Man’s mind cannot grasp the causes of events in their completeness, but the desire to find the causes is implanted in man’s soul. – Leo Tolstoy, War and Peace.

 

The next tier up from proximate reality is cultural reality. By this phrase I mean social, political, and historical facets of reality. It differs from the earlier strata in that for the most part we do not directly perceive what happens within our community and nation, the realm of politics, and most importantly the historical context of the world we live in. Rather this reality comes to us second hand, typically from the testimony of others, sometimes in person, but more commonly via print and other media. For this reason the certainty of cultural reality is particularly limited.

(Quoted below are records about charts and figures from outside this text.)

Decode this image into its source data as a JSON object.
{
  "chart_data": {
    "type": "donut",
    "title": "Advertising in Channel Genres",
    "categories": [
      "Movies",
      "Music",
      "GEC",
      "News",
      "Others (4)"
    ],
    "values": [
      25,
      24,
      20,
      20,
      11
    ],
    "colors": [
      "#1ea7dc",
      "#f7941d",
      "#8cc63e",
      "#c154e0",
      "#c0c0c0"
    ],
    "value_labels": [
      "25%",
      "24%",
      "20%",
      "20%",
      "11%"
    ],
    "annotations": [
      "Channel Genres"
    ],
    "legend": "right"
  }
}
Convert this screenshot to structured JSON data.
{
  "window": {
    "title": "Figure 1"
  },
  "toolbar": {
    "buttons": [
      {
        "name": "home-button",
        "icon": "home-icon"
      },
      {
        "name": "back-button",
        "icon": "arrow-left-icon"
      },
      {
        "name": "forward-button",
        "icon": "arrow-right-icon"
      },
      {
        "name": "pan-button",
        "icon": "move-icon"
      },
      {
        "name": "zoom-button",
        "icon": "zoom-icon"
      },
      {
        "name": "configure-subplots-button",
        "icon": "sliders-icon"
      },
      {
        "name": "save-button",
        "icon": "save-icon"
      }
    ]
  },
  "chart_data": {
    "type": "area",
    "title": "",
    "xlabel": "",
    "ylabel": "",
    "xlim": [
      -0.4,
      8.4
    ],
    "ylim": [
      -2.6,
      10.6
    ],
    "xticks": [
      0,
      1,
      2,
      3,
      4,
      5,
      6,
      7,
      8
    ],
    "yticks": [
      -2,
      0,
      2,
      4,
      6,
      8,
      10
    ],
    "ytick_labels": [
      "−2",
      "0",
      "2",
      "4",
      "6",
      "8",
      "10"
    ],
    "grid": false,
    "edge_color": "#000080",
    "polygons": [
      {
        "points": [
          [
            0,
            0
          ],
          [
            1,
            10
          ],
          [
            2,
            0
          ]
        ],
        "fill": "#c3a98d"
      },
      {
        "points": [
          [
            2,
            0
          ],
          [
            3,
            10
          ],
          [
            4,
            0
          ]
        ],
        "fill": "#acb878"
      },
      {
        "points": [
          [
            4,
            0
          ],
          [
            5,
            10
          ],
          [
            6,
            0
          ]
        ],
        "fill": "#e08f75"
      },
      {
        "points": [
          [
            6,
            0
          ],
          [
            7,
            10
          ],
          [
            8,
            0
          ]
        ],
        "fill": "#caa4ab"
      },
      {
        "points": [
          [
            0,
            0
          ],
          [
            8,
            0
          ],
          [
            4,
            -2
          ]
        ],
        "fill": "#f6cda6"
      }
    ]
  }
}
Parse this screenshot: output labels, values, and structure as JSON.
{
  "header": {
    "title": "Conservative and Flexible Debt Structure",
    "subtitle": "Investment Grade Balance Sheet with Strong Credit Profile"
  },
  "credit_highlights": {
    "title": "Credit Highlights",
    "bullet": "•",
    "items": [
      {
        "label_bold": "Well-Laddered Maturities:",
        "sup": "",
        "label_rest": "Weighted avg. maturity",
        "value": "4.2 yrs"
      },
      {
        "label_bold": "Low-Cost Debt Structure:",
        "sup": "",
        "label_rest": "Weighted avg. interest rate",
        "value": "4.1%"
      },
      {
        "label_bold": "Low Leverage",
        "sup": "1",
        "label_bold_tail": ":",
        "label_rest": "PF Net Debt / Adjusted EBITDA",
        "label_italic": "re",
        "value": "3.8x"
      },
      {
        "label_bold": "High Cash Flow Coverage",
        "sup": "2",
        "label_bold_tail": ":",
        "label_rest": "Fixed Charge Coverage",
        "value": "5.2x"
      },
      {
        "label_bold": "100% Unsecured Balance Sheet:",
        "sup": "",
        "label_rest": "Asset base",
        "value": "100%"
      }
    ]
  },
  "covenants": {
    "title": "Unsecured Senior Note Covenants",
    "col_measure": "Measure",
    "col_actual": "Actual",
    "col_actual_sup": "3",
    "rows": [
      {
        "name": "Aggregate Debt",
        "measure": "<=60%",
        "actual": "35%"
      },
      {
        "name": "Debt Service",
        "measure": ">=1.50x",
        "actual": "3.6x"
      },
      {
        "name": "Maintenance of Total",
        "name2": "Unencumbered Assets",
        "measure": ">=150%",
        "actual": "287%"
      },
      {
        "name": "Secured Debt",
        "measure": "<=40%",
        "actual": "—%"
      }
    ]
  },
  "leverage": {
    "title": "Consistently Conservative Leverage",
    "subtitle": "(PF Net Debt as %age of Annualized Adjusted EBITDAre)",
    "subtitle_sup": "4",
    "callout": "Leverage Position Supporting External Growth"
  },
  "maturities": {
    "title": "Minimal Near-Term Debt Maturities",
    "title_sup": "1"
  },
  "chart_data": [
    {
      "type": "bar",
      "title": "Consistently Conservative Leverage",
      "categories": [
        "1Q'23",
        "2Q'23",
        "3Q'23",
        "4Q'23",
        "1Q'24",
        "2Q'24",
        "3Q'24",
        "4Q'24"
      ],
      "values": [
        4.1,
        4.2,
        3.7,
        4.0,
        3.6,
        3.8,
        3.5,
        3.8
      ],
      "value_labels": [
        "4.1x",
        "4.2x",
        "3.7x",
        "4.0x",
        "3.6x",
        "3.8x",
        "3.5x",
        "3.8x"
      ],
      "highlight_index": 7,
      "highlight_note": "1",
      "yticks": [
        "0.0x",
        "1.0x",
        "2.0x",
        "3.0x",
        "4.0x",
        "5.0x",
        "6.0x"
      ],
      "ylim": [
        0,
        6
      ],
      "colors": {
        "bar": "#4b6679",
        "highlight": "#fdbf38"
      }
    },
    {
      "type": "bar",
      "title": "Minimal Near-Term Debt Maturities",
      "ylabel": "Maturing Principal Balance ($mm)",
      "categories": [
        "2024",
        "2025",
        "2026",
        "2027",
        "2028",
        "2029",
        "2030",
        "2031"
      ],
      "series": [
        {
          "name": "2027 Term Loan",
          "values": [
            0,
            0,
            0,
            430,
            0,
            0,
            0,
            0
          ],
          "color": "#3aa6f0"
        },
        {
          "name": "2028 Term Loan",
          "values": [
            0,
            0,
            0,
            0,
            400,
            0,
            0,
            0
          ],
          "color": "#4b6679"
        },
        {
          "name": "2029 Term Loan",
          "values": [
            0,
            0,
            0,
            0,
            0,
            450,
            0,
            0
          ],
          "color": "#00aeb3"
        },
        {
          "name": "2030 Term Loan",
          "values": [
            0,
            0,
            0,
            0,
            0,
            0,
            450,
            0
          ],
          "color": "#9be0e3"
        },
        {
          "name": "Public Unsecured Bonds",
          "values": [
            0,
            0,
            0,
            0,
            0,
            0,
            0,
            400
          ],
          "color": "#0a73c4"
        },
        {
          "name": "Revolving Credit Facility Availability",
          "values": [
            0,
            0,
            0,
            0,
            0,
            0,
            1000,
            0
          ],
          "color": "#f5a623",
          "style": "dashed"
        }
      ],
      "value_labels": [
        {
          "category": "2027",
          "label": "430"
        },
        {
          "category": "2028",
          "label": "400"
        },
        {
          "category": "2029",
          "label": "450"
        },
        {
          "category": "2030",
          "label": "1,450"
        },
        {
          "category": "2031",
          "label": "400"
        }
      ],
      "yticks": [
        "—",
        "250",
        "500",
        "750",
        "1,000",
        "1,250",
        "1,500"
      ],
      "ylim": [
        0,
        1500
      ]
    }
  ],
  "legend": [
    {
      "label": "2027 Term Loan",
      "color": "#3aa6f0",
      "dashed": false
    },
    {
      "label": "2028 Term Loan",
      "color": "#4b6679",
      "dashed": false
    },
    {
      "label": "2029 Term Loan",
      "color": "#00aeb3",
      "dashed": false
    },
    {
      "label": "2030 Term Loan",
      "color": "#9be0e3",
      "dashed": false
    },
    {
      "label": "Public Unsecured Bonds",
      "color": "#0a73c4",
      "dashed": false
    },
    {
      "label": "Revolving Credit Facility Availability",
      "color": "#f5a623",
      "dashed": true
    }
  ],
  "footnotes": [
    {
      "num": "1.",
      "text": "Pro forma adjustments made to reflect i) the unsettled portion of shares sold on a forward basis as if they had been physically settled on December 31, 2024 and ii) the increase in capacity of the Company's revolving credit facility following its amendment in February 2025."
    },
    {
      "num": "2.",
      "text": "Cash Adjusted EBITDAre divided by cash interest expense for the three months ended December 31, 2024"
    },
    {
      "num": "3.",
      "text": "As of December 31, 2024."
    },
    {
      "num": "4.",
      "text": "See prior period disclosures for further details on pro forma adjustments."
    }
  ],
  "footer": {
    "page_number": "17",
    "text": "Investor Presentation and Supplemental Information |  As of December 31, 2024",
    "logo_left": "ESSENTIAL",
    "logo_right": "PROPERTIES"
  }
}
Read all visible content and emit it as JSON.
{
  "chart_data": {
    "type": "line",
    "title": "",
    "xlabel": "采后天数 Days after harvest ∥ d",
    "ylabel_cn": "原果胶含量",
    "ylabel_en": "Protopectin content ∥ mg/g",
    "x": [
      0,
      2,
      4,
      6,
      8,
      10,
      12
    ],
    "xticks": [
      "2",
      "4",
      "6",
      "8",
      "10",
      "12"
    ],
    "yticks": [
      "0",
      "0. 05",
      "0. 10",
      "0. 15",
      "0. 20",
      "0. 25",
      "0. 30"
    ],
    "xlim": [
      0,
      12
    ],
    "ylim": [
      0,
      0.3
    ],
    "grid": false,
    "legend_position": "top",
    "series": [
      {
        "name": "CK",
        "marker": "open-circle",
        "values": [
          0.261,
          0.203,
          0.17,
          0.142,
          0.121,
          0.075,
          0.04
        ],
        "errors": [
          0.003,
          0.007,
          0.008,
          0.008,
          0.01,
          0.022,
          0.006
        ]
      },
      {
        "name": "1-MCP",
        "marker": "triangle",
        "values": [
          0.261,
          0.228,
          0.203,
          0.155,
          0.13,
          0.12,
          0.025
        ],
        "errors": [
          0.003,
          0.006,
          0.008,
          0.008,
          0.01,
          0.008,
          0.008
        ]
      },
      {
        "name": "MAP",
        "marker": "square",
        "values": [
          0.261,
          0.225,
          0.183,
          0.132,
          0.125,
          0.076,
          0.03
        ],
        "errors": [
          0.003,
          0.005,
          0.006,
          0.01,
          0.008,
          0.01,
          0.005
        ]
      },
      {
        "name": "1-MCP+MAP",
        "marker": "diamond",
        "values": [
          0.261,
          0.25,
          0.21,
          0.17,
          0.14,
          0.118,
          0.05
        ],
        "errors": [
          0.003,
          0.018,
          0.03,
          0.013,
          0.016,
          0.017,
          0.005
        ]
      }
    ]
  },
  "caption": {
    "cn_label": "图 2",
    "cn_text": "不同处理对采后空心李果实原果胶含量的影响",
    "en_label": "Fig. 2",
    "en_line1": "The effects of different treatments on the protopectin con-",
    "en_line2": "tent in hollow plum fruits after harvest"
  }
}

Starting with history, of course nothing in the past can be known for certain. Most historians reconstruct history from physical evidence seeking at least two separate documents or other forms of substantiation to confirm any putative fact. This gives history the gloss of science, though it is of course much less exact than the natural sciences. Philosophers of history are most concerned with the interpretation of past events where they note it is difficult and perhaps impossible for a historian to generate a truly objective thesis independent of his or her underlying bias or opinion. It seems to me that the best approach is to read multiple historians on the same period to increase the scope of evidence reviewed and permit the reader to determine which interpretation is most consistent with the aggregate or to cultivate his own opinion.

To my knowledge there is no systematic philosophical discussion of real time cultural reality, i.e. current events, but more than other types of reality seems to call for familiarity with epistemology, the study of truth and what makes a statement true. The process of confirmation of the truth of current events should mimic that of history. The most trustworthy sources must be identified and scrutinized bearing in mind the apparent or potential bias of the source. Then the reader will be in a position to decide on the logical consistency of the sources and their interpretations of events as they occur.